Gepubliceerd op 16-11-2020

Merel

betekenis & definitie

Turdus merula Linnaeus 1758. In de Lage Landen zeer bekende standvogel, waarvan het ♂ glanzend zwart is (vandaar fries Swarte Lyster).

Het ♀ is donkerbruin van kleur. Hoewel de Merel qua model nogal verschilt van de Zanglijster ←, halen de mensen toch vaak de namen Merel en Lijster door elkaar.De N naam staat niet alleen. Vgl. F Merle noir; provençaals Merle; Catalaans Merla; It Merlo; portugees Melro-preto; Sp Mirlo Comuu; roemeens Mierla; <Lat Merula (=Merel). D Amsel, maar lokaal Merle. E Blackbird, maar lokaal Merle. Zelfs D Amsel en E Ouzel zijn ws. etymologisch verwant met Lat Merula. Zie voorts ook Meerlong en B(e)loon.

ETYMOLOGIE N Merel, lokaal Meerle, Meerlaan, Meerlaar(d), Merelaar etc. (zuidN); VK (c.1618): "MERLAEN. fland. J. MERLE"; mnl Meerle, merle (Bern. c.1240 [VT]), maerle, marle; mnd merle, merlink, westfaals merdel. De naam is vooral verbreid links van de Rijn, waar hij reeds vroeg aan Lat merula ontleend werd [NEW 1992]. Tot zover is de etymologie niet omstreden. Een verband zoeken met amarel 'zure kers', die de Merel eventueel tot voedsel zou kunnen dienen, is niet terecht: dit woord komt uit het It amarello, <Lat amarus 'bitter', en heeft dus een heel andere etymologie.
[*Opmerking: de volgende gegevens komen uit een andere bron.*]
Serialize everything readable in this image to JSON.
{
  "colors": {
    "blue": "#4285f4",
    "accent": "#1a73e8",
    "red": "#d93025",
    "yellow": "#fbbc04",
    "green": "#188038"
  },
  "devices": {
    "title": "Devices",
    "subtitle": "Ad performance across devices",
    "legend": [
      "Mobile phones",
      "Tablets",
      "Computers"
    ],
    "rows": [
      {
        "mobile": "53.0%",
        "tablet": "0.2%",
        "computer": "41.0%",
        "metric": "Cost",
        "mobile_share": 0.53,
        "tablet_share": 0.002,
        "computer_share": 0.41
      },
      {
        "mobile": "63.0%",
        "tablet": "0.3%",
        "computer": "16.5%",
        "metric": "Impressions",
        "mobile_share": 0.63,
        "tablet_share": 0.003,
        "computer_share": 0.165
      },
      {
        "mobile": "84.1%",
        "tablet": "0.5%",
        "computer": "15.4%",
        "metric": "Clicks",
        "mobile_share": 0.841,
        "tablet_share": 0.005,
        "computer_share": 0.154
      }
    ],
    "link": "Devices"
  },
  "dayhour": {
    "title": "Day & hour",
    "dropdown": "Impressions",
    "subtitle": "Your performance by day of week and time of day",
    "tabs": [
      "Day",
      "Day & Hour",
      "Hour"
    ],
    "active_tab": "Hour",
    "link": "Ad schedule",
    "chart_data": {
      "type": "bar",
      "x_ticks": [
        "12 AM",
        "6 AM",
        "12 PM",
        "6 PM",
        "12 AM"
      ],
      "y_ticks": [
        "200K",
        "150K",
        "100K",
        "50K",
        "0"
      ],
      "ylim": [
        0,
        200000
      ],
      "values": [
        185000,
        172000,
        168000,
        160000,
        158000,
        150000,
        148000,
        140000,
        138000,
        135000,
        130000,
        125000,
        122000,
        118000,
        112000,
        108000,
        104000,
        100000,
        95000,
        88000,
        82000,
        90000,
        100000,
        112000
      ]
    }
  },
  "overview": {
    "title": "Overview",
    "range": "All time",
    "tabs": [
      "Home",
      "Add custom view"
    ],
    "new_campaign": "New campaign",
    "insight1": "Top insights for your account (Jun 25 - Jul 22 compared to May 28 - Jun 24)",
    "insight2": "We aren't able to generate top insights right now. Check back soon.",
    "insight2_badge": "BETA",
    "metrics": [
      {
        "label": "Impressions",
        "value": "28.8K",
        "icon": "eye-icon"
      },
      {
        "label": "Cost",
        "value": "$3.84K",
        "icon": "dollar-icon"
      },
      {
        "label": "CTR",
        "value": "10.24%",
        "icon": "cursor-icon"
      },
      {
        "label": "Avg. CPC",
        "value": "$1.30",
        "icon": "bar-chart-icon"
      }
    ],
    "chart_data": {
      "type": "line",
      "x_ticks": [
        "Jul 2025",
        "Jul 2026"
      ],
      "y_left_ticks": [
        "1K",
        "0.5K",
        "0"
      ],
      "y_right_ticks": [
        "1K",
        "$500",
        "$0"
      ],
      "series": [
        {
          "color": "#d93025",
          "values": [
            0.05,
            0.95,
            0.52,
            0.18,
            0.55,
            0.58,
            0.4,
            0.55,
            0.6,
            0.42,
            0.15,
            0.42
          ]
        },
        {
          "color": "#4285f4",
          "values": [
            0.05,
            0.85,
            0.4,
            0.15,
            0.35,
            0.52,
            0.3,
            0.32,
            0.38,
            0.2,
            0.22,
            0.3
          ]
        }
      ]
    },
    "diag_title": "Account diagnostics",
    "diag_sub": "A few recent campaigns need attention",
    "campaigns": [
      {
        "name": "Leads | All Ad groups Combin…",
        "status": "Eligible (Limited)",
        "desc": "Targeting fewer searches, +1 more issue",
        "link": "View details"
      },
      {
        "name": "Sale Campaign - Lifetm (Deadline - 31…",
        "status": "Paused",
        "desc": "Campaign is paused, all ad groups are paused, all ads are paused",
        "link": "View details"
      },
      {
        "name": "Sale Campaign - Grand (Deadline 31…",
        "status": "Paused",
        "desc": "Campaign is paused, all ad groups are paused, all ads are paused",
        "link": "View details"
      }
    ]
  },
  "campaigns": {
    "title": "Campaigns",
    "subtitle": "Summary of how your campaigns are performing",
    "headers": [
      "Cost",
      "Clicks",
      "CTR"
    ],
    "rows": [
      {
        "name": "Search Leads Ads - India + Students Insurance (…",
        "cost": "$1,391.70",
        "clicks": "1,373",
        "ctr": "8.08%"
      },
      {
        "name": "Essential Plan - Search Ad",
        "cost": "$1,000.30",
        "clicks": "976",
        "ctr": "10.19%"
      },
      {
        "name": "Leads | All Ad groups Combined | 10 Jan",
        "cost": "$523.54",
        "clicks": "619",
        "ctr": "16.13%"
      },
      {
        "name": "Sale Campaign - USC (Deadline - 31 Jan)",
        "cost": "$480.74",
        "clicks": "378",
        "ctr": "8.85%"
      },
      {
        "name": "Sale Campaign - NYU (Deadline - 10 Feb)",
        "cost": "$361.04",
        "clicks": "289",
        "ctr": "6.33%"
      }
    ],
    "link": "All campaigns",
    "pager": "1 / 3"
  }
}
N morel 'grote zure, donkerrode kers' heeft een dergelijke etymologie óf is verwant met de naam Marel ←. Interessanter is echter, hoe het met de etymologie zit van Lat Merula. Dit woord staat nl. niet alleen voor Merel, maar ook voor een bepaalde zeevis [Van der Heyde 1961]. Deze vis zou de Wijting Merlangius (/Gadus) merlangus (F Merlan) geweest kunnen zijn. De Wijting maakt echter een overwegend witte indruk [en heet daarom ook zo (N Wijting <mnl wittinc!)], wathetmoeilijk lijkt te maken om Merel en Wijting onder één noemer te vangen. Een poging daartoe is de volgende: Lat merus 'onvermengd, zuiver, helder' en Gr marmaros 'marmer' hebben een gemeenschappelijke 'wortel' mer'glinsteren, glanzen etc.'.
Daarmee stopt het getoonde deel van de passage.